Manifestation d’opposition au gouvernement sur la place Taksim, à Istanbul, le 24 juillet. | GURCAN OZTURK / AFP

Agitant elle aussi les couleurs nationales au milieu de l’immense foule hérissée de drapeaux, massée sur la place Taksim au cœur d’Istanbul, la jeune femme ne cache pas son émotion. « C’est la première fois depuis Gezi que nous pouvons à nouveau manifester ici », explique Melis, jeune informaticienne.
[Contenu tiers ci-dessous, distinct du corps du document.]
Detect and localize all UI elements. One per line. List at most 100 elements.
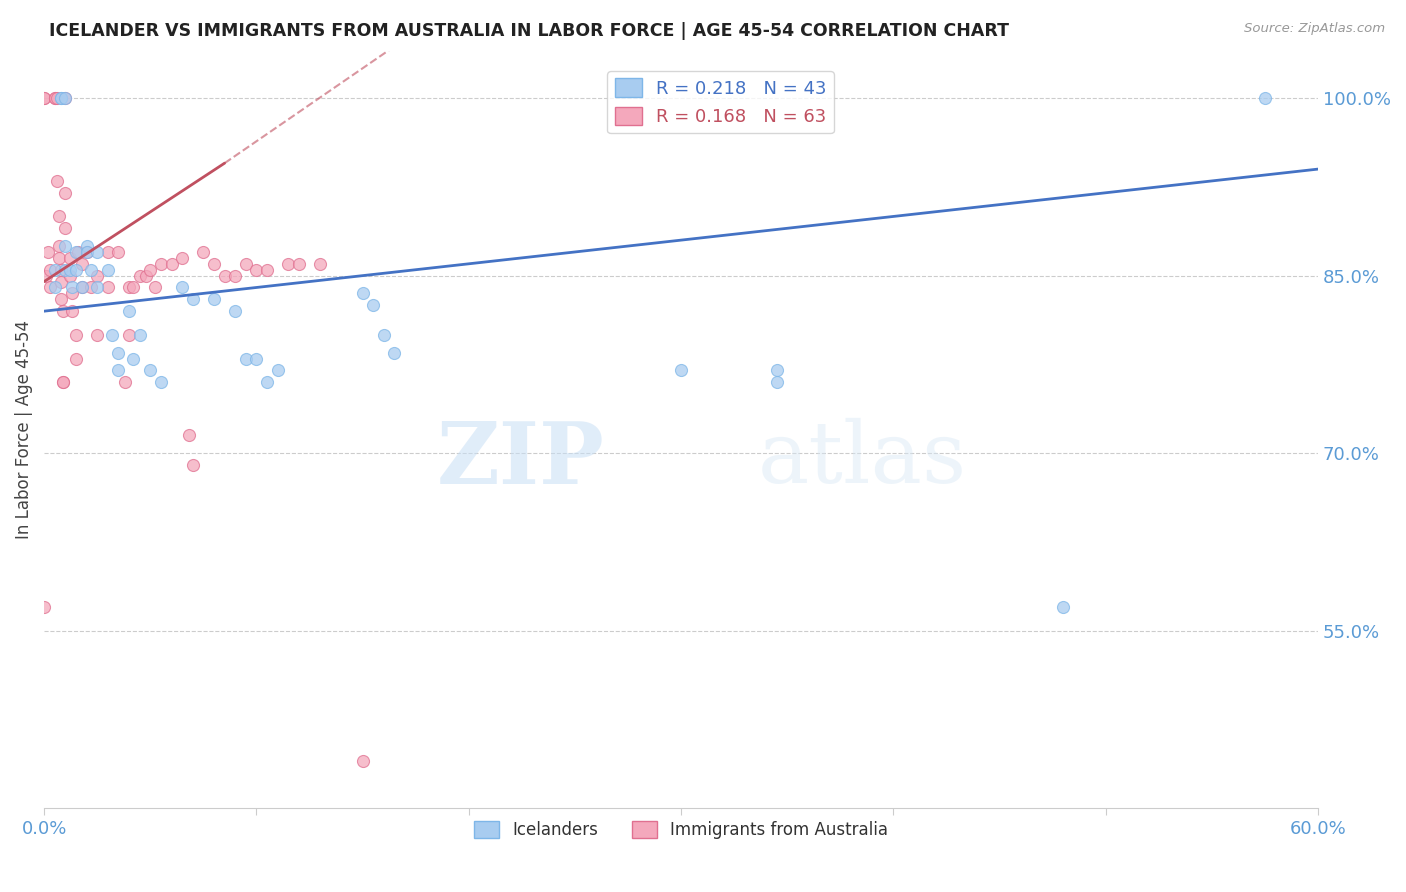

Certes, cette fois, elle est là comme les quelque cent mille personnes réunies à l’appel du CHP (Parti républicain du peuple, social démocrate) pour dénoncer les militaires putschistes comme les dérives autoritaires du président Recep Tayyip Erdogan. « Ni diktat, ni dictature : la démocratie ».

Mais cette place est un symbole. Depuis l’écrasement du grand mouvement de protestation du printemps 2013, lancé pour la protection des arbres du parc Gezi, Taksim, qui en avait été le cœur, est interdite aux manifestations, alors même que, depuis des décennies, elle est le lieu des grands cortèges de la gauche.

Depuis une semaine, la place avait été occupée par les partisans du pouvoir islamo-conservateur qui y célébraient l’échec des putschistes. Mais l’homme fort d’Ankara, qui désormais se pose en rassembleur de la nation face aux factieux, a accepté de la rendre pour un soir au CHP, principal parti d’opposition et héritier proclamé de Mustapha Kemal, le fondateur d’une République inspirée du modèle jacobin sur les décombres de l’empire ottoman. Dès le début, après la tentative de coup d’Etat, le CHP avait fait bloc avec les autorités légitimes face aux factieux.

Les portraits d’Atatürk, un marqueur

« Ce jour est un jour d’unité, un jour où nous nous levons contre les coups d’Etat et les régimes dictatoriaux, un jour où nous faisons entendre la voix du peuple », a martelé, depuis la tribune, Kemal Kilicdaroglu, le très respectable, mais bien peu charismatique, leader de ce parti, qui plafonne dans ses meilleurs scores à 23 % des voix.

Le chef de file du CHP a publié une « déclaration de Taksim » condamnant la tentative de coup d’Etat et appelant à la réconciliation nationale. Il a également souhaité que l’Etat ne soit pas « gouverné par la colère et la vengeance ».

Les portraits d’Atatürk sont partout. Sur bon nombre des drapeaux et sur de grandes banderoles pendant des immeubles. Les banderoles du parti ont été bannies car il faut célébrer l’unité de la nation. Les portraits d’Atatürk servent de marqueur face à un AKP, le parti au pouvoir, dont les partisans n’hésitent plus, depuis l’échec du putsch, à brandir massivement les couleurs nationales dans leurs meetings.

Le président lui-même a en outre soutenu le meeting du CHP. Fait pour le moins inhabituel les chaînes pro gouvernementales ont diffusé en direct le discours de son leader, qui devrait aussi être reçu au palais présidentiel lundi 25 juillet.

Le cœur n’y est pas

Pourtant, nombre de militants rechignent. « Eux et nous sommes contre les militaires putschistes. Nous avons tous souffert des coups d’Etat du passé, mais les islamistes et nous avons des rêves diamétralement opposés pour l’avenir de ce pays », explique Helin, jeune universitaire. Une de ses amies renchérit : « une fois que les gulenistes [partisans du prédicateur en exil Fethullah Gülen] accusés auront été nettoyés ce sera le tour de l’opposition et de tous ceux qui s’opposent à Erdogan ».

La foule reprend en cœur les mots d’ordre traditionnels des grands rassemblements « kémalistes » : « La Turquie est laïque et le restera ». Des jeunes scandent les slogans du mouvement de 2013 : « Taksim partout, résistance partout ». Une partie de la foule reprend mais le cœur n’y est pas. Malgré le nombre de manifestants, il y a la réalité des rapports de forces et l’évidence du renforcement de celui qu’ils surnomment « le nouveau sultan ». Appuyé sur son drapeau un vieux militant, employé municipal dans une des rares banlieues d’Istanbul où la gauche existe encore, soupire : « Rremercions le président de nous avoir permis de tenir ce rassemblement ».